DETROIT — State Rep. Isaac Robinson (D-Detroit) recently introduced House Bill 4810, which would create a five-year moratorium on the use of facial recognition technology by law enforcement. Recently, the Detroit Board of Police Commissioners tabled a vote on the use of facial recognition technology to monitor city neighborhoods but approved the use of traffic cameras with the capacity to use the technology. The board is expected to approve the use of the technology despite public opposition. Serious concerns exist regarding the use of facial recognition technology as it has been shown to misidentify African-American faces.
“Research has already shown that facial recognition technology has significant difficulty identifying and recognizing African-American faces, leading to an unacceptable bias against these communities across the nation.

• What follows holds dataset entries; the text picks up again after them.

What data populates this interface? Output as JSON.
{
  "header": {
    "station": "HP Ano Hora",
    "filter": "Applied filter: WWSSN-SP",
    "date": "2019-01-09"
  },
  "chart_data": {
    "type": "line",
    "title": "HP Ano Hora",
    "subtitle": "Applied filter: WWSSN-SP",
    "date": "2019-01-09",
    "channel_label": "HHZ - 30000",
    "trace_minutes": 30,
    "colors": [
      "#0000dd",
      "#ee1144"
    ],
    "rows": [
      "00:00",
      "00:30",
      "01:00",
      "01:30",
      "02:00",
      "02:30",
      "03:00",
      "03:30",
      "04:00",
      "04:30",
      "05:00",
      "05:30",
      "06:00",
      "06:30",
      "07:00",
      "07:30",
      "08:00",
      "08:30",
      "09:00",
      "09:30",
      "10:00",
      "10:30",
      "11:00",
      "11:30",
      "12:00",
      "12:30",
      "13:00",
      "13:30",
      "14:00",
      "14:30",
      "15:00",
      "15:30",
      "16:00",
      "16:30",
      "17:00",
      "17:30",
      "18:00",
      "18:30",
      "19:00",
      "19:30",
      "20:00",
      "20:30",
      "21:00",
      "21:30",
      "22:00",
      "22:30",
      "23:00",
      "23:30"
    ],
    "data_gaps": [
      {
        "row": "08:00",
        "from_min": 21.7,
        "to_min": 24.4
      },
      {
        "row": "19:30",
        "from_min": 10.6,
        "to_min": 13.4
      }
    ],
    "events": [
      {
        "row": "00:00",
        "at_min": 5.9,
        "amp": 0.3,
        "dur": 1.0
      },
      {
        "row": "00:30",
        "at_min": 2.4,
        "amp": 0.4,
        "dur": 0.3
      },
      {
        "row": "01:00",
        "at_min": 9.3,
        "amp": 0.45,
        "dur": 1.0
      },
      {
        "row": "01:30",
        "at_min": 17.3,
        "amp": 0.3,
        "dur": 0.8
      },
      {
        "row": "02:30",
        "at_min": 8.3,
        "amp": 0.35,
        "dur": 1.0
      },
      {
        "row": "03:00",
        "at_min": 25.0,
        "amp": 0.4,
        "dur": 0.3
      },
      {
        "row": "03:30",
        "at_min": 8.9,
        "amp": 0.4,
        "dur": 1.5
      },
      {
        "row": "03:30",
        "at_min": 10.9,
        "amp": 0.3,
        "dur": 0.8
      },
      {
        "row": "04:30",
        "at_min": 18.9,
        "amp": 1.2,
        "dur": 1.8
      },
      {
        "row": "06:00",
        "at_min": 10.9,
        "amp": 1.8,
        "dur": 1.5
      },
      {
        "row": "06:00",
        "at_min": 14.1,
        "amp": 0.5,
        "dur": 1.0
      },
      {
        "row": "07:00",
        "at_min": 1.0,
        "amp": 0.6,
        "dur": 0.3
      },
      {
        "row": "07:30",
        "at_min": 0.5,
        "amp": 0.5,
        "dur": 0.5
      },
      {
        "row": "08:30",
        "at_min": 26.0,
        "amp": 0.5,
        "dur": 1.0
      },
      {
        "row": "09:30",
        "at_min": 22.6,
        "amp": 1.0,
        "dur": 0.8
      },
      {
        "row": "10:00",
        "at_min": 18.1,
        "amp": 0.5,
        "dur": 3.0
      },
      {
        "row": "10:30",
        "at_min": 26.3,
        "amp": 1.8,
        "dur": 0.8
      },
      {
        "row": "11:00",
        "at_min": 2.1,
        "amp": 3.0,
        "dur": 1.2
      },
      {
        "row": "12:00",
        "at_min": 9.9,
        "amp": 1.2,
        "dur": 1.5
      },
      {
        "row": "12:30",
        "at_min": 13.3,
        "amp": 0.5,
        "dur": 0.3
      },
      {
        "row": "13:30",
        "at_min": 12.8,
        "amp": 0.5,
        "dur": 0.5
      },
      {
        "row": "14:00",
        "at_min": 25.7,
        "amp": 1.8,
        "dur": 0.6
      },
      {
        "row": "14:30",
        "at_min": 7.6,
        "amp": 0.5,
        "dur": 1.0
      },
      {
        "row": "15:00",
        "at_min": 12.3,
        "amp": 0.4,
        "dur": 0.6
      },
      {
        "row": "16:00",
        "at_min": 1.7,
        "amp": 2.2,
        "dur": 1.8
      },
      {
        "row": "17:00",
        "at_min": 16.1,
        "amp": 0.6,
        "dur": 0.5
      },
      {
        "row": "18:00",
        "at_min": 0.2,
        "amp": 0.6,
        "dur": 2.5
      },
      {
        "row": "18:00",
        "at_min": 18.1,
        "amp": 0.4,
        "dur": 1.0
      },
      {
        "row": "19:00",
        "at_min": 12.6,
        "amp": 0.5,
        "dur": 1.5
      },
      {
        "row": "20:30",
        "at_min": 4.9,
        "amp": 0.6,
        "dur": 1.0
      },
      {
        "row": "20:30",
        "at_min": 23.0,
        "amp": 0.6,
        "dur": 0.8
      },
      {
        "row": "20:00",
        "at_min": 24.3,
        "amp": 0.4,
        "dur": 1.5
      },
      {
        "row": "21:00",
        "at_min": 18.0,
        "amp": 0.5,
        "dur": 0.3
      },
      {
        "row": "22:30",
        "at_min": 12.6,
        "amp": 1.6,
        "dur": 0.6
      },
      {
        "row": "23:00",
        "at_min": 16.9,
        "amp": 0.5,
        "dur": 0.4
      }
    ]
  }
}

Having one of the largest African American populations in the country, Detroit is no exception,” said Robinson. “It is completely unconscionable to ask our families to sacrifice our freedoms for a policy that has the potential to put so many residents at risk. My bill will combat this by preventing law enforcement from using inherently flawed facial recognition software to analyze and identify people. We must reverse the dangerous trend of using technology that intrudes on our privacy and violates our Fourth Amendment rights.”
HB 4810 will prevent the use of facial recognition software to obtain warrants or otherwise enforce the law. The prohibition includes footage obtained from surveillance cameras, unmanned aircraft, body cameras, and street and traffic light cameras. The bill was co-sponsored by state Reps. Sherry Gay-Dagnogo (D-Detroit) and Jewell Jones (D-Inkster).